Updated: Nov 12, 2020
Khan* is a 25 years old journalist from Kabul, Afghanistan who left Greece after being rejected on his asylum claim. He describes some of his journey in the following extract as he travelled from Greece to Italy via Macedonia, Serbia, Bosnia, Croatia and Slovenia to eventually get to his brother in Holland.
“He was reciting phrases from the Quran, flailing his arms around, talking to himself and his eyes looked wild. I think this journey had made him lose his mind.”
People Sleep Outside in Tuzla. This is One of the First Hotspots for Displaced People Arrivals in Bosnia & Herzegovina.
“When we went on ‘the game’ to try and reach Italy from Bosnia & Herzegovina. Twenty-five people left together and only five made it. We lost people on the way and some were sick or injured in the jungle and we were unable to wait for them. Some were caught by police and deported back to Bihac which is on the Bosnia & Herzegovina – Croatia border.”
Khan tells us how the authorities had mercilessly beaten him and his friends. He talks about having all his belongings – money, clothes, mobile phone and even the shoes on his feet being taken off him by police officers. In other incidents people on the same journey were robbed at knife point by thieves who target these travelling groups. “Sometimes there was no food or water,” he says, “we had no choice but to drink from dirty puddles and streams and eat leaves from trees.”
“Families and children are also on this journey.”
“We are forced into lorries and containers where we can’t breathe.”
“We jump onto running trains or hold onto the bottom of trucks risking our lives, but we have no other options.”

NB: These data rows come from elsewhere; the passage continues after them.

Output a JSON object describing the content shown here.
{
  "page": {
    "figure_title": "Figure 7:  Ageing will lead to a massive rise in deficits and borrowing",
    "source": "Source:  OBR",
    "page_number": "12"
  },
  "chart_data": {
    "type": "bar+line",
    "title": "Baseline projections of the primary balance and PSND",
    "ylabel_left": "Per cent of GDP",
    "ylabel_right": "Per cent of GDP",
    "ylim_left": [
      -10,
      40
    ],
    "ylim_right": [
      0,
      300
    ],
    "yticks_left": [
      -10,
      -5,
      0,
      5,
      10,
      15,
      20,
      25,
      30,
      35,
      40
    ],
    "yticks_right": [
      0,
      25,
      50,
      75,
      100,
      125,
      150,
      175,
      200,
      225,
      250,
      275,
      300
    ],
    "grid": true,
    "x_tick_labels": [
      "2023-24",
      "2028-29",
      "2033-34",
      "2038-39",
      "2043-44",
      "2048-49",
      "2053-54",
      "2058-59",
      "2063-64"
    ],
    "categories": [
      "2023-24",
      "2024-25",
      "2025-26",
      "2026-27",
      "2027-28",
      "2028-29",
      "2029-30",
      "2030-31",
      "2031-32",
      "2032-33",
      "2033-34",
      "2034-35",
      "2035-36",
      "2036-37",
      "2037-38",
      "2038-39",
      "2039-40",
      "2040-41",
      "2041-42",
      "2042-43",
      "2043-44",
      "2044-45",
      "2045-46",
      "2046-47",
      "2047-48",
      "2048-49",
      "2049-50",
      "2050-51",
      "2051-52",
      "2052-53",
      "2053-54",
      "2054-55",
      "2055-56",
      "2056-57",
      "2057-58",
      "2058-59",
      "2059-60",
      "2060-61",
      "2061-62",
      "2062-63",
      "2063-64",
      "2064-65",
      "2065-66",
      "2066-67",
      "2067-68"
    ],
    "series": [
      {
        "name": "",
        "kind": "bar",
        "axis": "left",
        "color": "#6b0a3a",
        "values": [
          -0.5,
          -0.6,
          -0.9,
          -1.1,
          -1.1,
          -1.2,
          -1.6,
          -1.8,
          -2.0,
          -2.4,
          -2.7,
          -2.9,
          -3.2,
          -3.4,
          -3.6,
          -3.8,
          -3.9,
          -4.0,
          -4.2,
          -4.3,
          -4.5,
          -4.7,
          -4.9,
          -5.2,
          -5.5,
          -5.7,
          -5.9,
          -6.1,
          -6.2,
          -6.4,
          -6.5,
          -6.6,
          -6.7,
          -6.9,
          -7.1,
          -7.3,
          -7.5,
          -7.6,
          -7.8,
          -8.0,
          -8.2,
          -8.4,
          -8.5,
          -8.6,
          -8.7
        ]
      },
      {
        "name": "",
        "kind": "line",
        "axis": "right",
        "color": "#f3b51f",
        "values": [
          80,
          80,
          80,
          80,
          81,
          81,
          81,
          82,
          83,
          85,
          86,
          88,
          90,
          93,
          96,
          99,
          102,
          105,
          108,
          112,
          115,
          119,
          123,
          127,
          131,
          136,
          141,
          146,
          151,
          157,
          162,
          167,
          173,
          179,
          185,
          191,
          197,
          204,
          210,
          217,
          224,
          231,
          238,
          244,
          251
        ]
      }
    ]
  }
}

A Family from Syria Travelling the Balkan Route. Photo Credit : Guevara Nabi
“This journey is ruthless, and you can only look after yourself. Friends leave friends and even brothers are forced to leave brothers behind.”
Khan then described what sounded like a post-apocalyptic movie where survivors wander around looking for other people and shelter. Sometimes, they find other ‘survivors’ from before and other times they encounter hostility.
Khan went on to say: “I saw a man from Pakistan go crazy. He was with us at the beginning and then we lost him. Ten days later when I had almost reached Italy, I suddenly saw him again. I was all alone. Once we got to the border I had fallen and hurt my back in the jungle and the others were forced to leave me.”
Khan found a lone house after walking for a long time and a lady helped him by giving him food and water whilst letting him sleep in the garden as his phone was being charged.
Suddenly the Pakistani man appeared again.
“He was reciting phrases from the Quran, flailing his arms around, talking to himself and his eyes looked wild. I think this journey had made him lose his mind,” says Khan.
“He was normal when I met him at the beginning, and now, he seemed insane.”
Can you imagine being in a situation so desperate you have to leave your friend or your own sibling behind?
‘The game’ is a term used by people trying to cross borders to go to other countries seeking safety and a better life, in Western Europe.
As smugglers exploit these people and our world leaders and authorities let them down, people are forced to starve and drink dirty water along dangerous routes. After being beaten by border police, their bodies laden with injuries/pain and their minds which are now traumatised for life – this is a bitter reminder that people with no choosing, really are part of a lethal game. A deadly game of chess played by the world where innocent people are no longer humans but pawns.